1) In India, the management is all squeaky and engaged in skirmish. The micromanagement has been induced to a great painstaking level and it irritates the good guys at work. People who are technically less adept will listen to those bs talks but guys who know their knowledge, will not care. Therefore, you will see good attrition rate of good employees. Don't trust me, ask the existing employees.
2) Bad, bad hiring. Right now, they are only inclined to hire technically inferior people/folks with no aspiration. That is demotivating.
3) Not everyone likes to work in weekend, night shift, holidays. It should be made _crystal-clear_ to everyone at the point of hiring that 'hey, this is support. All the unholy sum up will be there, as long as you are here'.
4) Once you are technically good and have achieved STSE/TSE/TAM level, it is *hard* to progress much.
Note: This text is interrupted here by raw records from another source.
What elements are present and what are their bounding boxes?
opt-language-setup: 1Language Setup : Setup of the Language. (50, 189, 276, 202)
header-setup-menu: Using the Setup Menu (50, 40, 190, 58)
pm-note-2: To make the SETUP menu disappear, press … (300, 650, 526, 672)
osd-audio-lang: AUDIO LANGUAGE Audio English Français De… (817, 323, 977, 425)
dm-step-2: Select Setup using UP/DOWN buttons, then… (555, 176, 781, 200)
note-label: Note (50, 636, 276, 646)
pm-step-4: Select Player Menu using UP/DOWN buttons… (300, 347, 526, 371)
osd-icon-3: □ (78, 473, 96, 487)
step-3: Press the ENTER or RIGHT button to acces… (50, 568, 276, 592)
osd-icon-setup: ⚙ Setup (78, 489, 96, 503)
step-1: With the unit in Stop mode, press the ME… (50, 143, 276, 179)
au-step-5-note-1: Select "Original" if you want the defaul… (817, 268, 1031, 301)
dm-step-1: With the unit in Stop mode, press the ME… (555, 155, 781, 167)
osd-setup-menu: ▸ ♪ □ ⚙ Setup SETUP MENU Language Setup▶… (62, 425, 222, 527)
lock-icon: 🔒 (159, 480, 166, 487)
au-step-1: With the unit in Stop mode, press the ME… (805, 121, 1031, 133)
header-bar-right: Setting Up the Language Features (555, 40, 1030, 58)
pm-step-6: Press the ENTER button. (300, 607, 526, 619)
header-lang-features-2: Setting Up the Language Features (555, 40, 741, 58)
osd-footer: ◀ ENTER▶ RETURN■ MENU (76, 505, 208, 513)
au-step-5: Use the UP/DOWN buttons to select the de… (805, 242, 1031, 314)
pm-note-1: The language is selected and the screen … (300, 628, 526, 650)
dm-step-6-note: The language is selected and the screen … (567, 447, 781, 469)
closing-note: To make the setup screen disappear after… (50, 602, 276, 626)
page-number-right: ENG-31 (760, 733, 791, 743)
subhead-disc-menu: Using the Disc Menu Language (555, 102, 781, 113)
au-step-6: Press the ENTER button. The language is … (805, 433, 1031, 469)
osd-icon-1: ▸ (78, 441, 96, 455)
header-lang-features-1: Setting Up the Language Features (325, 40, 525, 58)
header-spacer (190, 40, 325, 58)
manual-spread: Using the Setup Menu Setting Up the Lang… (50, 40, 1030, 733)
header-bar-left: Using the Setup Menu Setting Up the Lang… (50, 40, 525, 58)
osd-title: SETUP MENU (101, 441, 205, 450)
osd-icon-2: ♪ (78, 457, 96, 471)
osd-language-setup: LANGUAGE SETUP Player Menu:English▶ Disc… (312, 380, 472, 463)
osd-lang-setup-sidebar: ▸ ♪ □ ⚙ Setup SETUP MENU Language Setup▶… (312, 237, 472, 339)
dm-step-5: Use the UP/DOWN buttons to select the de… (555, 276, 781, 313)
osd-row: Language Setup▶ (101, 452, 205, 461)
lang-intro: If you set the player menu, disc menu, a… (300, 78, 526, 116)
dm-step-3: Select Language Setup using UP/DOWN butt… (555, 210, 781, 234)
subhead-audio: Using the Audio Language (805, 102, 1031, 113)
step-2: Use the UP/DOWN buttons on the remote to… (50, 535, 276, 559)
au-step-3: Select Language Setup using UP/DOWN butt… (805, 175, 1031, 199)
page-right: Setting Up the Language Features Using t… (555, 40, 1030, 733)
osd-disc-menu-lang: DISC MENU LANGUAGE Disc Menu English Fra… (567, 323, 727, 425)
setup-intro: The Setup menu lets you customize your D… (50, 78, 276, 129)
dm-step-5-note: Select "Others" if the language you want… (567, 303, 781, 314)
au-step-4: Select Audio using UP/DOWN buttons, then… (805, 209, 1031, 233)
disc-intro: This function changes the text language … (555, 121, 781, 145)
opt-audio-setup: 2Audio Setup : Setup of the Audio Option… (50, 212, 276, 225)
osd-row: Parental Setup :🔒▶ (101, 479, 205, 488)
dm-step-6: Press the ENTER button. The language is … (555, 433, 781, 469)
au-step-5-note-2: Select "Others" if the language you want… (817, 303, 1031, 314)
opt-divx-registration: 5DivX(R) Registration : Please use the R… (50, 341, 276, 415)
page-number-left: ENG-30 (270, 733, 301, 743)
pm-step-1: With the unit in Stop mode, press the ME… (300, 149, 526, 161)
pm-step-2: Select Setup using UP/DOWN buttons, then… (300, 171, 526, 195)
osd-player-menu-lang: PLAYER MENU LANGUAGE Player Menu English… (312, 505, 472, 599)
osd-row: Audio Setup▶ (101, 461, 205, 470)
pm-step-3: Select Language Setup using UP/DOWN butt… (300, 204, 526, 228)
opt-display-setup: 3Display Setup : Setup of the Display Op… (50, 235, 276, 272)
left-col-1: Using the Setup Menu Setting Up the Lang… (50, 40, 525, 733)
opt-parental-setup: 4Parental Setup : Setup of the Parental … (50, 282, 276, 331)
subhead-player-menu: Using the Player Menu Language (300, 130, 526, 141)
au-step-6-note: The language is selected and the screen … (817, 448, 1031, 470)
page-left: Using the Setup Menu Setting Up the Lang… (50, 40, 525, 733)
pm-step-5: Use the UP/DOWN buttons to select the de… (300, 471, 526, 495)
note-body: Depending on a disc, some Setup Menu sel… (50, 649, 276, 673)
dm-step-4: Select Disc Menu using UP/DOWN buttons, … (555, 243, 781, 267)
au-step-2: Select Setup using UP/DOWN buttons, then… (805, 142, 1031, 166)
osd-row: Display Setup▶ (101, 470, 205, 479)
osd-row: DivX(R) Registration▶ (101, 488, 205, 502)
Because, with given workload, you won't be able to pursue own studies, unless you spend sleepless nights alone with a computer. And the management folks won't let you pursue higher.
5) IMPORTANT - please let an engineer be another engineer's manager. I have had lots of managers and I don't think one of them was better than me, either technically or academically. For a company of the standard of Red Hat, that is pathetic. In fact, I know that most of them weren't engineers at all. Some mere team leads here and there with some management jargon which they blurb on the new guys.